Dergi, İslam’ı ve Hz. Muhammet’i düşünce özgürlüğünü kapsamında eleştirdiğine içtenlikle inansa da, polemikten ve kutuplaşmadan beslenerek büyük tirajlar yapıyor ve iyi para kazanıyordu. Ama aynı zamanda, kabul edilse de edilmese de dinler arasındaki mesafeyi açarak, kin ve nefret tohumları ekiyordu!

Dergi, bu yönü ile farkında olmadan belirli bir istihbarat operasyonu için uygun koşullar yaratıyordu!

Terörist eylem (veya her neyse) yapıldı ve bitti ama sonuçları itibarı ile bu olay aşağıdaki gelişmelere gebedir.

Batı kamuoyunda çok güçlü bir İslam karşıtı hava yaratmıştır. Bu güçlü akım politik liderlerin ikiyüzlü mesajları ile durdurulamaz. Eninde sonunda politik bir karşılık bulacaktır.

Yaratılan İslam düşmanlığı ekseninde Avrupa, aralarındaki sorunları erteleyerek bir araya getirilecek ve daha sonra düşmanların kapsamı genişletilecektir.

Batı dünyasında sadece Müslümanlar değil, kendilerinden olmayan tüm etnik gruplar baskı altında tutulacak, gelişmelerini engelleyecek, yaşantılarını kısıtlayacak yasal ya da dolaylı önlemler alınacaktır.

Batıda hükümetler örtülü olarak ırkçı politikalar etrafında toplanacak ve AB’yi bu kulvara doğru itecektir. Böylece Avrupa’da yükselen ve AB’yi tehdit eden milliyetçi partilerin önü kesilecektir.

Ulusal güvenlik gerekçeleri ile baskı yasaları art arda çıkarılarak, Avrupa’da düşünce özgürlüğü ve örgütlenmenin alanı daraltılacak ve böylece finans kapitalin izin vermediği partilere hayat hakkı tanınmayacaktır.

Filistin’i bir devlet olarak tanıyan Avrupa bu kararını gözden geçirmeye zorlanacaktır.

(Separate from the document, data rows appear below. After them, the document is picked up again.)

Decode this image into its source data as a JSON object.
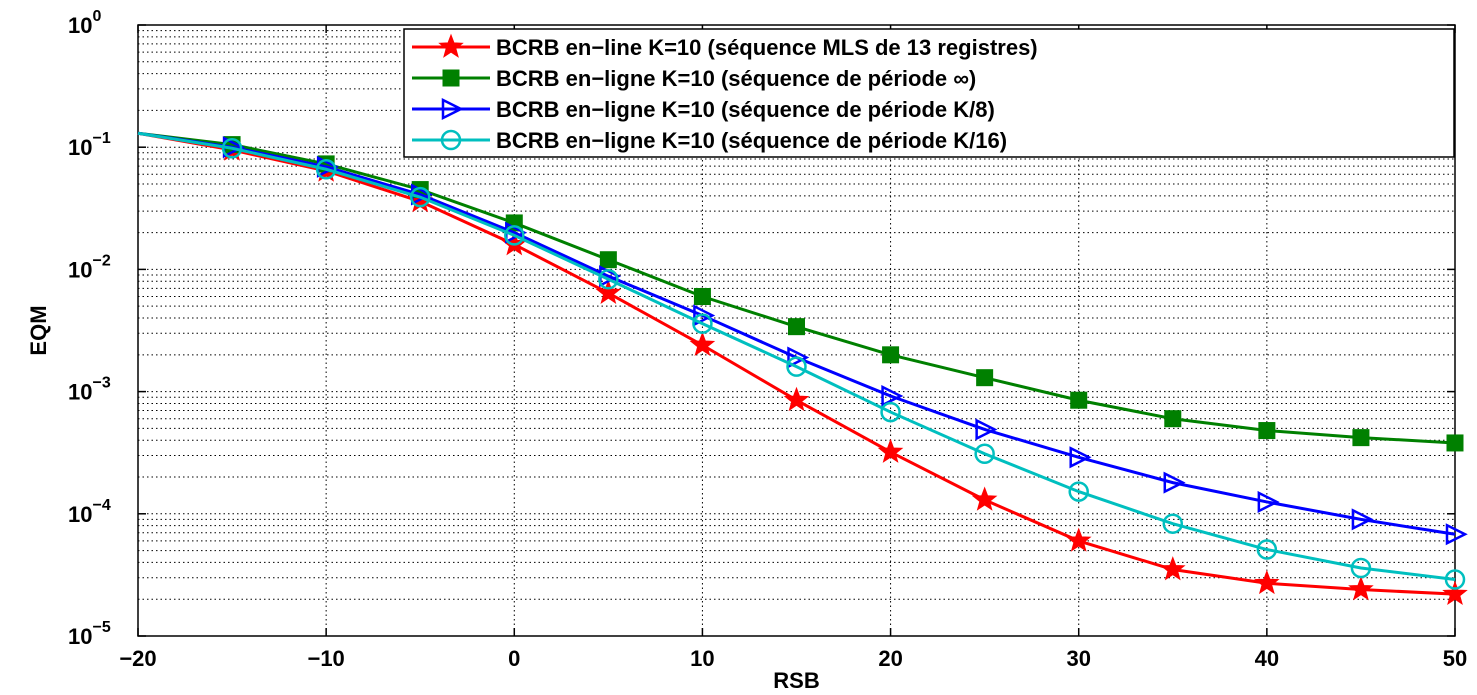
{
  "chart_data": {
    "type": "line",
    "title": "",
    "xlabel": "RSB",
    "ylabel": "EQM",
    "xlim": [
      -20,
      50
    ],
    "ylim": [
      1e-05,
      1
    ],
    "yscale": "log",
    "grid": true,
    "legend_position": "top-right",
    "x_ticks": [
      "−20",
      "−10",
      "0",
      "10",
      "20",
      "30",
      "40",
      "50"
    ],
    "y_tick_exponents": [
      "0",
      "−1",
      "−2",
      "−3",
      "−4",
      "−5"
    ],
    "y_tick_base": "10",
    "x": [
      -20,
      -15,
      -10,
      -5,
      0,
      5,
      10,
      15,
      20,
      25,
      30,
      35,
      40,
      45,
      50
    ],
    "series": [
      {
        "name": "BCRB en−line K=10 (séquence MLS de 13 registres)",
        "color": "#ff0000",
        "marker": "star",
        "values": [
          0.13,
          0.095,
          0.064,
          0.036,
          0.016,
          0.0064,
          0.0024,
          0.00085,
          0.00032,
          0.00013,
          6e-05,
          3.5e-05,
          2.7e-05,
          2.4e-05,
          2.2e-05
        ]
      },
      {
        "name": "BCRB en−ligne K=10 (séquence de période ∞)",
        "color": "#008000",
        "marker": "square",
        "values": [
          0.13,
          0.105,
          0.073,
          0.045,
          0.024,
          0.012,
          0.006,
          0.0034,
          0.002,
          0.0013,
          0.00085,
          0.0006,
          0.00048,
          0.00042,
          0.00038
        ]
      },
      {
        "name": "BCRB en−ligne K=10 (séquence de période K/8)",
        "color": "#0000ff",
        "marker": "triangle-right",
        "values": [
          0.13,
          0.1,
          0.069,
          0.041,
          0.02,
          0.0088,
          0.0042,
          0.0019,
          0.00092,
          0.00049,
          0.00029,
          0.00018,
          0.000125,
          9e-05,
          6.8e-05
        ]
      },
      {
        "name": "BCRB en−ligne K=10 (séquence de période K/16)",
        "color": "#00bfbf",
        "marker": "circle",
        "values": [
          0.13,
          0.098,
          0.066,
          0.039,
          0.019,
          0.0083,
          0.0036,
          0.0016,
          0.00068,
          0.00031,
          0.000152,
          8.3e-05,
          5.1e-05,
          3.6e-05,
          2.9e-05
        ]
      }
    ]
  }
}
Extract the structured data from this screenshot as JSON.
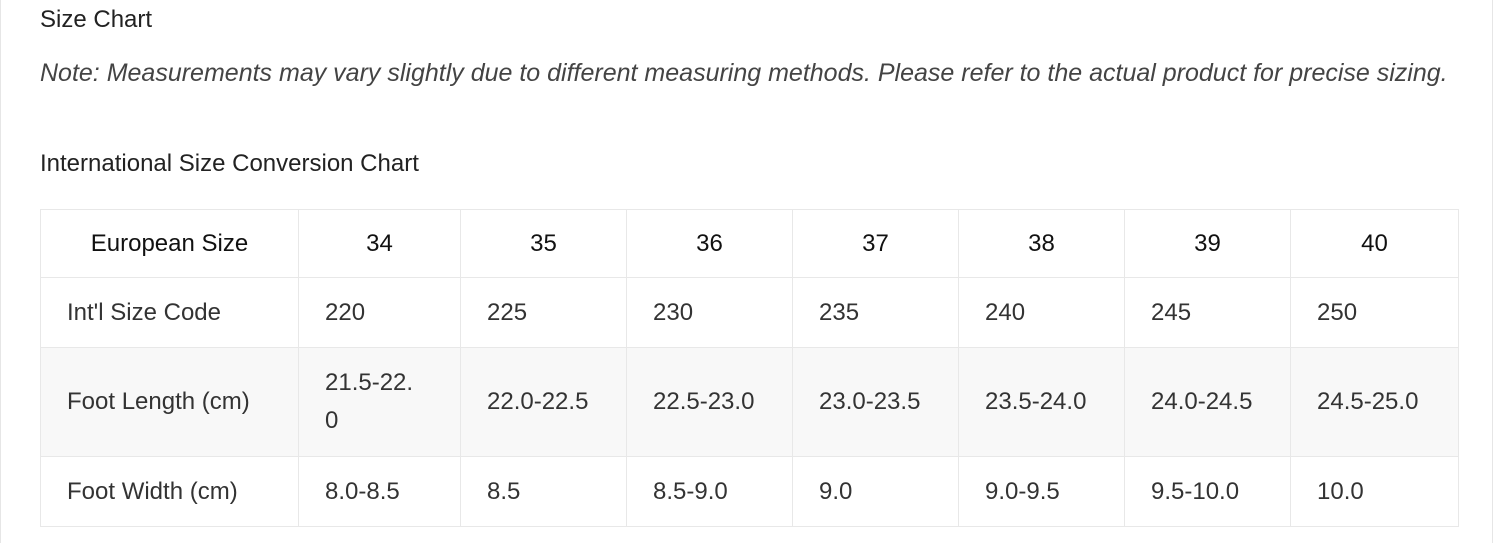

Yeni yapılacak düzenlemelerle, finans kapital ve silah sanayinin denetiminde ABD normlarına yaklaşacak AB, Avrupa-Atlantik ittifakına daha da sıkı bağlanacak ve güvenlik politikaları için daha fazla kaynak ayıracaktır.

Birlikte hareket edecek ABD ve AB, küresel düzeyde gerilimi tırmandırarak, her türlü siyasi, ekonomik ve askeri vasıtayı kullanacak ve Uzak Asya merkezli Avrasya’nın yükselişini durdurmaya çalışacaktır.

Terör hiçbir zaman sadece terör değildir; hedefini vurduğunda kirli siyasetin ideal bir aracı olur. Paris’te teröre kurban düşen günahsız insanların aileleri acı içinde kıvranırken, bu işi kotaranlar dünyaya daha büyük acılar vermek için ellerini kovuşturuyorlar… Toprakları bol olsun; hayatlarını kaybeden mizahçılar, asla böyle sonuçların doğmasını istemezlerdi!

Ünlü Alman filozof İmmanuel Kant (1724-1804), “Aydınlanmayı, insanlığın aklını kullanma cesaretini göstermesi!” olarak tanımlıyordu. Acaba, bunca badireler atlattıktan sonra insanlık, olguları alt alta koyarak, herhangi bir toplumsal olayı sağlıklı olarak analiz edebilme yeteneğine kavuştu mu?

İnsanlığın yarattığı tüm değerlere düşman 3-5 kurnaz, yazdıkları ucuz senaryolarla, devletleri, halkları ve tüm insanlığı istedikleri şekilde gütmeye devam mı edecek?